Ms Lofthouse said the court ruling removed uncertainty but that traders had become more comfortable once trading guidelines were issued last year. 

Australia's banks will pay less than a combined $150 million in settlements, after Westpac's expected $3.3 millon penalty and potential legal costs are added to a combined $125 million of settlements paid by ANZ Banking Group, Commonwealth Bank and National Australia Bank.

International banks paid more than $US9 billion ($11.9 billion) in settlements with regulators over rigging of the London Interbank Offered Rate (LIBOR), with some traders such as Thomas Hayes receiving lengthy jail terms.

Key difference

One of the key differences between the LIBOR and BBSW issues is that global banks colluded to set LIBOR.  There were no allegations that the Australian banks colluded to set BBSW. In fact, the banks aggressively jostled with each other to force the rate in their favoured direction.

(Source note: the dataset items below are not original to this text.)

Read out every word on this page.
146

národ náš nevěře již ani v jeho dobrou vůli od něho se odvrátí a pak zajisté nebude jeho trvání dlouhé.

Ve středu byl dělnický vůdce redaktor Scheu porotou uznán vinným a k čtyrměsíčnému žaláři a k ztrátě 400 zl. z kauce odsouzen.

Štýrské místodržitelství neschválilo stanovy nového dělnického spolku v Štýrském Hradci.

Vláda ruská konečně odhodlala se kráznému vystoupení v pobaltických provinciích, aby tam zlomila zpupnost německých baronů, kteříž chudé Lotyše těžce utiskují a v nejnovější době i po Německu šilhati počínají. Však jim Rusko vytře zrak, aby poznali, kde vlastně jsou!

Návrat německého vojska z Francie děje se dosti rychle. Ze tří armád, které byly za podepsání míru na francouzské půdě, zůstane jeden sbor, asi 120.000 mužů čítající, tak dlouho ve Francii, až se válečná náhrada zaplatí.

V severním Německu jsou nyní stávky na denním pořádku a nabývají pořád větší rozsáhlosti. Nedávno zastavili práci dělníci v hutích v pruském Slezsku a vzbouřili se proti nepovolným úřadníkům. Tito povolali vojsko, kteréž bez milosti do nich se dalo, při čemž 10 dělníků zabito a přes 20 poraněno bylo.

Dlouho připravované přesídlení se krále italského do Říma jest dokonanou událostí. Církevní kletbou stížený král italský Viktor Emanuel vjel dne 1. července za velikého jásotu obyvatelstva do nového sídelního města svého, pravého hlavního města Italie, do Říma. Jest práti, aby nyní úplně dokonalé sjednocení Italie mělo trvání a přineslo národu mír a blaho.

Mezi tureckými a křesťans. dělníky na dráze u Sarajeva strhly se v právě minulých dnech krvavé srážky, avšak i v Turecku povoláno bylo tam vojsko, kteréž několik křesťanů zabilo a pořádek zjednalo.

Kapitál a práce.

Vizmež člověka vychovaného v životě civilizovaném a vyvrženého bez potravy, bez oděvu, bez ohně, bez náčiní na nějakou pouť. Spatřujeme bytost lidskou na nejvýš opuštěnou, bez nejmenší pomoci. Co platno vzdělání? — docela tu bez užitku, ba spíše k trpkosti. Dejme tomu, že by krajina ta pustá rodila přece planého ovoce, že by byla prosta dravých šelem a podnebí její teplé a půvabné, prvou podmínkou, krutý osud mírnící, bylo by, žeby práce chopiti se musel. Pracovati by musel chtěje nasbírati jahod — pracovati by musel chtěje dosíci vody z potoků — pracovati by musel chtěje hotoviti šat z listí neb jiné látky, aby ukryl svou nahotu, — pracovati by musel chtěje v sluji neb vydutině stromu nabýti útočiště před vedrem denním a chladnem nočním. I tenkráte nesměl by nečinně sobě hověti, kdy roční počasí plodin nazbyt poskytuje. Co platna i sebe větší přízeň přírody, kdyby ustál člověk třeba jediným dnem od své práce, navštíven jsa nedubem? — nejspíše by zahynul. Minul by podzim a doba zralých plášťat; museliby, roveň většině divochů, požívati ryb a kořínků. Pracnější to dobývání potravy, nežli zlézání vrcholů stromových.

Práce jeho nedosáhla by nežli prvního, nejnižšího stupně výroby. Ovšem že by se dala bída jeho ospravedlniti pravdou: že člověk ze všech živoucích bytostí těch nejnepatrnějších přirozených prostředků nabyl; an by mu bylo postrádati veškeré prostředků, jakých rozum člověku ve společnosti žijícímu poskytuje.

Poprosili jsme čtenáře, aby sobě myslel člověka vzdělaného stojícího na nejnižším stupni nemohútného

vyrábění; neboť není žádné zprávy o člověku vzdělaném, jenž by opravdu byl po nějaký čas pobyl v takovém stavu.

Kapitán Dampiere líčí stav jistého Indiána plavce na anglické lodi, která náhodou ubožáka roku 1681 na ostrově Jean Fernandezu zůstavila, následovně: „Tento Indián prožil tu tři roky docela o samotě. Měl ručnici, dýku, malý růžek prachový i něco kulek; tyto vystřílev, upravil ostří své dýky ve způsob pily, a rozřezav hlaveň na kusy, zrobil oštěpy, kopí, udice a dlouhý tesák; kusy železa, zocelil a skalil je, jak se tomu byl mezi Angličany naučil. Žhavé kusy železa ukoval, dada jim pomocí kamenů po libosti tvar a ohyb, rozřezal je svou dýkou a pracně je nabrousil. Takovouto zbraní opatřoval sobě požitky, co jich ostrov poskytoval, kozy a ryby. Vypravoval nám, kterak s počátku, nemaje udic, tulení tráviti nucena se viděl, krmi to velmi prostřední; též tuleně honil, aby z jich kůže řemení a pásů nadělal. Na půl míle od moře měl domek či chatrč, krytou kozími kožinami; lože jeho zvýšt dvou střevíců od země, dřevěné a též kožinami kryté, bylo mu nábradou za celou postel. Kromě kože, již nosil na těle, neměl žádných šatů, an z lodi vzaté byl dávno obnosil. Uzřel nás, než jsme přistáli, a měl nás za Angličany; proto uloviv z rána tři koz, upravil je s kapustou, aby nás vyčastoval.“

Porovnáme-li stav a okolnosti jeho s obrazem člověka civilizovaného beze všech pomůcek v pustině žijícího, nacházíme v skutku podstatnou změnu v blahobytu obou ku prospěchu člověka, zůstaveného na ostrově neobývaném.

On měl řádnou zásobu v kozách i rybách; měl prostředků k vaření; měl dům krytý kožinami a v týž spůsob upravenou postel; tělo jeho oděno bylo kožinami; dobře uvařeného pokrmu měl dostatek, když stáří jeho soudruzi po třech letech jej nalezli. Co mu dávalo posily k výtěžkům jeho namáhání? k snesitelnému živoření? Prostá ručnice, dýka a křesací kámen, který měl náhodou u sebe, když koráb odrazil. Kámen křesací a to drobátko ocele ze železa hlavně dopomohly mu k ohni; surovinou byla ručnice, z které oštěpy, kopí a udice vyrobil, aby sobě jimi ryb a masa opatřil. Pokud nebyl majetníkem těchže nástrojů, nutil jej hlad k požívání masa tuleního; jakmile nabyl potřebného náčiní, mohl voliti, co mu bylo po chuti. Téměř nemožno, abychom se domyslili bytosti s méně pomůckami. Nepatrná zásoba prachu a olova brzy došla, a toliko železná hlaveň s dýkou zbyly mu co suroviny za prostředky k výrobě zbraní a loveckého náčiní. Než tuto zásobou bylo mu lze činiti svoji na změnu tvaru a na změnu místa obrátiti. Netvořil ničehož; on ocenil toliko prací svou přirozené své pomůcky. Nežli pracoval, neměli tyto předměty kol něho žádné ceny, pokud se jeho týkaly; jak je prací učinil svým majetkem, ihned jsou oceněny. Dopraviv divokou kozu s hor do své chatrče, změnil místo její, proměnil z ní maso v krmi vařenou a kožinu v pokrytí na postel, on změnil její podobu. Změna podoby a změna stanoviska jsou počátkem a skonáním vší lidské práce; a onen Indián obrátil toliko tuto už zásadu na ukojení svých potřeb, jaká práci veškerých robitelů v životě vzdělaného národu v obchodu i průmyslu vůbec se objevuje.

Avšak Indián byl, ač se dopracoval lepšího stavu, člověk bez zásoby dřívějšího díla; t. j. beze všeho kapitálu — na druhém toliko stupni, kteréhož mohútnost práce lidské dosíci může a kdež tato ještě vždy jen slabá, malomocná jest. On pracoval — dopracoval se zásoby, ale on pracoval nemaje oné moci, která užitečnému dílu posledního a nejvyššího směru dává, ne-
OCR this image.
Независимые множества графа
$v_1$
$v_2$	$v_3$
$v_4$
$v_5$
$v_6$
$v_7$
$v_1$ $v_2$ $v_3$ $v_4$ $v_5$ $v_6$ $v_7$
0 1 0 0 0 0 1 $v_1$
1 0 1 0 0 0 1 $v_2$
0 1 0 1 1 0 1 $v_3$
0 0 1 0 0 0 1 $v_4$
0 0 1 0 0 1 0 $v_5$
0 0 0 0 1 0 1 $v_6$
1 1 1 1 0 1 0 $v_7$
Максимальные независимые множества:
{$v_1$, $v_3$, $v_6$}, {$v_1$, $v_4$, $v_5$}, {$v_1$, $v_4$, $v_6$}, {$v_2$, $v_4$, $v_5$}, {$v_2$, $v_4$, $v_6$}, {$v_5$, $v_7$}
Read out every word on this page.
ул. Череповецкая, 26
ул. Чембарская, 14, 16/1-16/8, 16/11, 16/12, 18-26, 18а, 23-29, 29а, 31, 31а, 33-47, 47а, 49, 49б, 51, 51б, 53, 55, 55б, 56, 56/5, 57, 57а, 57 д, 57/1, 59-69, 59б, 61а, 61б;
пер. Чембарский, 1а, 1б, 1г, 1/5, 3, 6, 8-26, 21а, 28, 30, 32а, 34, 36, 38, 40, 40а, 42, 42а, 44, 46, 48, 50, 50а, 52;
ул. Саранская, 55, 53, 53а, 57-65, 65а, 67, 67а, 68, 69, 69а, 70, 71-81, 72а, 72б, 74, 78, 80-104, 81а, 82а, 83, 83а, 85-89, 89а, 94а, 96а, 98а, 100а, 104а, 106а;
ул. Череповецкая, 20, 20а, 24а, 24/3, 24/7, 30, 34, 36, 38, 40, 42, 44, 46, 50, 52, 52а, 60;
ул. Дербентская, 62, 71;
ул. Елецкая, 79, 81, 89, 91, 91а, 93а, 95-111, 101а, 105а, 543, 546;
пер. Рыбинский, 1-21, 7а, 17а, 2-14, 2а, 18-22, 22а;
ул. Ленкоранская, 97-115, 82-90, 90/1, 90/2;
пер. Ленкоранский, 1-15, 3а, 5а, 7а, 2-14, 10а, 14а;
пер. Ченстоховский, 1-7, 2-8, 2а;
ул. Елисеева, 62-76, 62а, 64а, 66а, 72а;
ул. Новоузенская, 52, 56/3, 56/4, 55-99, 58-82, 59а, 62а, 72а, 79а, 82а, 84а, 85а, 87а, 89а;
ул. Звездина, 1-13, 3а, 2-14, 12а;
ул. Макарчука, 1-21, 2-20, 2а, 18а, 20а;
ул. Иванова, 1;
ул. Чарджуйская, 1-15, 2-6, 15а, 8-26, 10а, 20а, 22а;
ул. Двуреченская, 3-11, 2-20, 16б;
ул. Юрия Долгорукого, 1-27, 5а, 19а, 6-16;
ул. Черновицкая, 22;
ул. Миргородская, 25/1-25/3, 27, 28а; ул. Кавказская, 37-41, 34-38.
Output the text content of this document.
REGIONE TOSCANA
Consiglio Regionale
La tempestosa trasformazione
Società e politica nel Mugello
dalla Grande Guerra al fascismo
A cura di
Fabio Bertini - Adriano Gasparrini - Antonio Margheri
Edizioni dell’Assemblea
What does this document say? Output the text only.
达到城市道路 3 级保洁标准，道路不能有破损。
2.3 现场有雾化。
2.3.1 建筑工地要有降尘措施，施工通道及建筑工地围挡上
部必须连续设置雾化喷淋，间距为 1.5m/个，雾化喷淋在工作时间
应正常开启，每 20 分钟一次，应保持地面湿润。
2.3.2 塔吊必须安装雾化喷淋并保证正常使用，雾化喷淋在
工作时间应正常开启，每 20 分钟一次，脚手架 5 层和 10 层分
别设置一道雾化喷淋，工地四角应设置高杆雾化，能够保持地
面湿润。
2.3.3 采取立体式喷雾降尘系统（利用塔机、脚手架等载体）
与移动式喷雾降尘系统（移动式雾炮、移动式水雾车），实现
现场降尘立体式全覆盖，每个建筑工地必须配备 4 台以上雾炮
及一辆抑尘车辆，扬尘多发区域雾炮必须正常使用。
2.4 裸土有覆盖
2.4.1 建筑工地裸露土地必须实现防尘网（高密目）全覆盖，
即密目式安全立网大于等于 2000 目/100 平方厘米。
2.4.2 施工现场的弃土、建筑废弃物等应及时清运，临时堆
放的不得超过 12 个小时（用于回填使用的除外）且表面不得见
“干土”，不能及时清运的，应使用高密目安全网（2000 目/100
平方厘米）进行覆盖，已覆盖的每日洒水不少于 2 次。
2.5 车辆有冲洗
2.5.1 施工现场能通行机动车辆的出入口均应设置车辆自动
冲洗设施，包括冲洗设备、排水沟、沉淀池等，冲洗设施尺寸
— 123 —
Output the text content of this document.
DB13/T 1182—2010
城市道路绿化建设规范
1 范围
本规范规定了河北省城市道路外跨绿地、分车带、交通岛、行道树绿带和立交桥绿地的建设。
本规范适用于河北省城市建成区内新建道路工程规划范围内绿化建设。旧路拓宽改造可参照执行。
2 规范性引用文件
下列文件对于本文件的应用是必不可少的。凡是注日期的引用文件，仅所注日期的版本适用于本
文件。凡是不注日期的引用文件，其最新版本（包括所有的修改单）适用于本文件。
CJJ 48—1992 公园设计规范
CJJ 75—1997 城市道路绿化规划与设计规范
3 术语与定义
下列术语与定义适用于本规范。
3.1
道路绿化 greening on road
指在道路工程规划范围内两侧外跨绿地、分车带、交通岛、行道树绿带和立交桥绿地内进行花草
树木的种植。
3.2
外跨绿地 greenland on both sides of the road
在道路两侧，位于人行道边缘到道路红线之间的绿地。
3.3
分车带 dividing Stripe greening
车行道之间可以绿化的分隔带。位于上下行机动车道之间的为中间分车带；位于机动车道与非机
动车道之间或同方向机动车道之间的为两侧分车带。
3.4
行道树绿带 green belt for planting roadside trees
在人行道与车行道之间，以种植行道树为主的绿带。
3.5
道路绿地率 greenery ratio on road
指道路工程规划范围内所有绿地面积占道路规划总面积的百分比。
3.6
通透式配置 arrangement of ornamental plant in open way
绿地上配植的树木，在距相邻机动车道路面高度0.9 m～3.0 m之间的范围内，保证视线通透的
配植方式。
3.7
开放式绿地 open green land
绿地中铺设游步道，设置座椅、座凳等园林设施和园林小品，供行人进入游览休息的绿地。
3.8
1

Ms Lofthouse said Australia's financial markets were better placed than international markets to reform their interest rate benchmarks because the BBSW could be adapted to be set by market trading activity.

With the exception of overnight setting of LIBOR for US dollars and euros, less than half of the submission used to set the rate is derived or set using actual transactions, according to exchange operator ICE.

"The key difference is a lot of the LIBOR are based on submissions and there is a lack of short-term funding to base those trades on," said Ms Lofthouse.  

Australia had an advantage in that it could transition to a rate-setting process built around actual market transactions that would allow it to keep its current rate.  

"There is actually a bank bill market with enough depth and liquidity to do a transaction-based rate for BBSW. The pain of transitioning from LIBOR to a new rate is really substantial."